Scott Peterson offered his own theory of what happened to his pregnant wife within 24 hours of her disappearance, the lead detective testified Monday at Peterson’s double-murder trial.
Modesto police Detective Craig Grogan said Peterson theorized “that she had been wearing jewelry that she inherited from her grandmother and that he’d seen her wearing it on that morning, and when she went into the park a transient had robbed her.”
Grogan conducted a three-hour, unrecorded interview of Peterson on Dec. 25, 2003, a day after Laci Peterson was reported missing.
Prosecutors allege Peterson killed his eight-months-pregnant wife on or around Dec. 24, 2002, in their Modesto home, then dumped her weighted body into San Francisco Bay.
The remains of Laci Peterson and her fetus washed up along a bay shore in April 2003, not far from where Scott Peterson launched his boat that Christmas Eve morning for what he claims was a solo fishing trip.
Defense lawyers maintain that someone else killed Laci after abducting her as she walked the couple’s dog around the neighborhood.
Grogan in other testimony shed light on why police focused on Peterson early in the investigation.
The detective said Peterson’s alibi couldn’t be immediately corroborated, and that he was the last person to have seen Laci.
Washed clothes suspicious
Grogan said it also was suspicious that Scott Peterson washed his clothes immediately after returning home that morning. “That led us to believe that possibly a cleanup had occurred at the house,” he said.
Previous witnesses have testified that none of Laci Peterson’s blood was found in the home.
Grogan said it was Scott Peterson’s story and “unusual” behavior that led police to seek search warrants for his home and warehouse, where he stored the boat prosecutors allege he used to dispose of his wife’s body.
Grogan said he grew even more suspicious of Peterson when he searched the warehouse and discovered concrete residue on a boat trailer and five circular-like voids in the cement dust.

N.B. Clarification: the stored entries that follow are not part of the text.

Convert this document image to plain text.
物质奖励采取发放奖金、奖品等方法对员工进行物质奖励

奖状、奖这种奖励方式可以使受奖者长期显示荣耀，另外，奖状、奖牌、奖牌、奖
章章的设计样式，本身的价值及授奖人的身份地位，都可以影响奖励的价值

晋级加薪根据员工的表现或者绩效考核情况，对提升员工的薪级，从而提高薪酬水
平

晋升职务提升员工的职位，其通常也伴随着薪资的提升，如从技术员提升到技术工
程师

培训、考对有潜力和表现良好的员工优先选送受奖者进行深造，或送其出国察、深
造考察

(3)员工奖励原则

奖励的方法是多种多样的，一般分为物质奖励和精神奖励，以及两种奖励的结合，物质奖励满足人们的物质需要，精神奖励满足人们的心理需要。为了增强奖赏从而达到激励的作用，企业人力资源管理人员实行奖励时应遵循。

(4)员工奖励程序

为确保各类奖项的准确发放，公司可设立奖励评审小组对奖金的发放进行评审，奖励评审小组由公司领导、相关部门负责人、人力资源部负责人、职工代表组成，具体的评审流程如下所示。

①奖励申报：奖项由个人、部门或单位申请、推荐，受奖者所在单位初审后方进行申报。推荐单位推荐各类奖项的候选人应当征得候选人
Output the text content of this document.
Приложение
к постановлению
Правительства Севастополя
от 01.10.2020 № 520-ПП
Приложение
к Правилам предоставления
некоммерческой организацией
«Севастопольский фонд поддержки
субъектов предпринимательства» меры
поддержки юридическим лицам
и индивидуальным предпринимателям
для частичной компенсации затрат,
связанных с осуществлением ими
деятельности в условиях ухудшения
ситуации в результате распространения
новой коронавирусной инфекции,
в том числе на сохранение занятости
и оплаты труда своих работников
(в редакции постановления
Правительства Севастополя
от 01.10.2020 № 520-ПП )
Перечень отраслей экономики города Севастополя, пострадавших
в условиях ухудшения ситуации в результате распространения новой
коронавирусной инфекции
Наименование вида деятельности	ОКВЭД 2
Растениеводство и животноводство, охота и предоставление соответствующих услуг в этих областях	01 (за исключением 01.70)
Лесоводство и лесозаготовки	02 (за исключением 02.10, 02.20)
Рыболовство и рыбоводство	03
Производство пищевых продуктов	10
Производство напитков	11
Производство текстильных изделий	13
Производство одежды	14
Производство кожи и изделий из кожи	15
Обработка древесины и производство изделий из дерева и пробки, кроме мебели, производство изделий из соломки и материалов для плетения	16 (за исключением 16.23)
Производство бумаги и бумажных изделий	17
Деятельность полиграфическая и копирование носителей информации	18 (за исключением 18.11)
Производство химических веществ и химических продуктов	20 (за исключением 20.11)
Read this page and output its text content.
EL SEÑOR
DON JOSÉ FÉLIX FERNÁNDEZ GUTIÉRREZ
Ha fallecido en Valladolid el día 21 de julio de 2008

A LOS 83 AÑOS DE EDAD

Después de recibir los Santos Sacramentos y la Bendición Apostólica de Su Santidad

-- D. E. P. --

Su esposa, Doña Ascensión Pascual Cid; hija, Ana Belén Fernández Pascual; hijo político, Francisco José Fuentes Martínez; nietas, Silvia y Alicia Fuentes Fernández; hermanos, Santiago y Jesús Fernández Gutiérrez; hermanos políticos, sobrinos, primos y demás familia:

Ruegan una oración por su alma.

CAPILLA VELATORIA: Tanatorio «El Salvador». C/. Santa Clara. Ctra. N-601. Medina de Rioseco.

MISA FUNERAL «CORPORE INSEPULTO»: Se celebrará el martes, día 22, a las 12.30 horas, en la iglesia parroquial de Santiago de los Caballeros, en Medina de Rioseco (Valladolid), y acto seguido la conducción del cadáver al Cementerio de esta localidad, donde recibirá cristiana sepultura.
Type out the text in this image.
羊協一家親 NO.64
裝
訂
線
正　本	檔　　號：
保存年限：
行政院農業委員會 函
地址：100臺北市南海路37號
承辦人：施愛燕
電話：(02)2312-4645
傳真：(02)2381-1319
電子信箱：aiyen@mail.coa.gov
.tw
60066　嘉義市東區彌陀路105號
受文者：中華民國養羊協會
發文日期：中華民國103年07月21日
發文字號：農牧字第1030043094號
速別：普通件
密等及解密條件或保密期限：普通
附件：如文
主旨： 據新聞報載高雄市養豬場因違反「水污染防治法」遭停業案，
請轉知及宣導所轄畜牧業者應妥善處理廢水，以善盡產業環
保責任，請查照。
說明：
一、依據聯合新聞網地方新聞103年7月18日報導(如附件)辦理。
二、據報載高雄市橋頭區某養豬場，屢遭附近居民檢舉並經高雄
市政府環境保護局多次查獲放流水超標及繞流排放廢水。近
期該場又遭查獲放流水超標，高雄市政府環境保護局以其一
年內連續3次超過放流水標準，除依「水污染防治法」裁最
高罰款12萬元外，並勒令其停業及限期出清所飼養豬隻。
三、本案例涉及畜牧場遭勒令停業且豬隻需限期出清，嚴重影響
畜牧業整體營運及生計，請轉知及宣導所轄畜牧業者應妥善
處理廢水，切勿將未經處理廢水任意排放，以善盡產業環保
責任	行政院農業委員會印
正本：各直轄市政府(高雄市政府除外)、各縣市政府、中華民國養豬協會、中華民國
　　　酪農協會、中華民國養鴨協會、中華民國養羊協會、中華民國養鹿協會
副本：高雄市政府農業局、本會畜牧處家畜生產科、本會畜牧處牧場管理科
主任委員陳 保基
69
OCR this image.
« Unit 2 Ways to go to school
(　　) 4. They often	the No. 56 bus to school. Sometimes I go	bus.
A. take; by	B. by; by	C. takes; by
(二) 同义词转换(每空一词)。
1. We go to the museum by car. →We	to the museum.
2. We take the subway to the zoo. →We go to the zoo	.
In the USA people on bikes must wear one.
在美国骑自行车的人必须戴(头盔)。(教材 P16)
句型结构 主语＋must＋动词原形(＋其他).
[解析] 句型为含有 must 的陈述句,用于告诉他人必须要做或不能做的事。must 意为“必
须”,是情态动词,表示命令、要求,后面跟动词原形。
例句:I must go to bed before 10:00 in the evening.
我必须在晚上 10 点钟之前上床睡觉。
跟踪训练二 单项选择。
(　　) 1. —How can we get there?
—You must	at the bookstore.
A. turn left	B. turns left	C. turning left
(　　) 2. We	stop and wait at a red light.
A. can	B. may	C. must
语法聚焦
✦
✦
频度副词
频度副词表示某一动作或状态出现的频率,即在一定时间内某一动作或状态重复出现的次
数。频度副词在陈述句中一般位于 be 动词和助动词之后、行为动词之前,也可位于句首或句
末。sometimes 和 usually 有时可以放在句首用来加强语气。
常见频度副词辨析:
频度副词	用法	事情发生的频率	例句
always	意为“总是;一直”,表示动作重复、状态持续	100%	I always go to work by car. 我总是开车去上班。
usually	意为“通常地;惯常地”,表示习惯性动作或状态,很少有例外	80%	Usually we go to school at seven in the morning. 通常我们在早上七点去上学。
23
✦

Peterson told police he made a cement anchor at the warehouse for his boat. Prosecutors claim Peterson made five cement anchors, only one of which was found on his boat. They allege he used the other four anchors to sink his wife’s body.
“It looked like a tremendous mess for making one eight-pound anchor,” Grogan said.
Defense points to ignored leads
Earlier Monday, Scott Peterson’s lawyers continued their attempts to show that police ignored important leads that could have pointed suspicion elsewhere.
Detective Ian Frazer of the East Bay Regional Park District police testified about the discovery of Laci Peterson’s remains along a rocky shoreline. On cross-examination, the questioning turned quickly to a large plastic bag found near Laci’s remains.
Defense lawyers have suggested the plastic may have had something to do with Laci’s death, although an earlier prosecution witness testified there was no blood or tissue found on the plastic.
Geragos noted that Frazer stated previously, outside court, that he and another officer detected a “decomposition” smell on the plastic.
Geragos noted the detective was scheduled to testify last month, but the revelation about the smell, provided to defense attorneys before Frazer’s testimony was to begin, led to a several-day delay. The delay was due, Geragos said outside court at the time, to “potentially exculpatory” evidence.
Frazer testified he told Modesto detectives about the smell before the trial, but Geragos noted that no mention of the smell was found in any Modesto police reports.
“Obviously somebody thought (the plastic) was significant, right?” Geragos asked.
“That is correct,” Frazer said. “I believed there might be a connection.”
Richmond police Detective Jeffrey Soler testified Monday about the discovery of the fetus near the bay shoreline. He was also present during the autopsy.
Geragos seized on the fact that authorities discarded the towel used to collect the remains, counter to most police protocol to save such items for possible evidence. He also noted that the coroner was unable to determine a cause of death or how long the fetus might have been in the water, and that the coroner’s opinion was that the fetus was full term.
Defense attorneys have argued the child was born alive, implying Peterson couldn’t be the killer, but prosecutors maintain the child was expelled dead from the woman’s decaying corpse.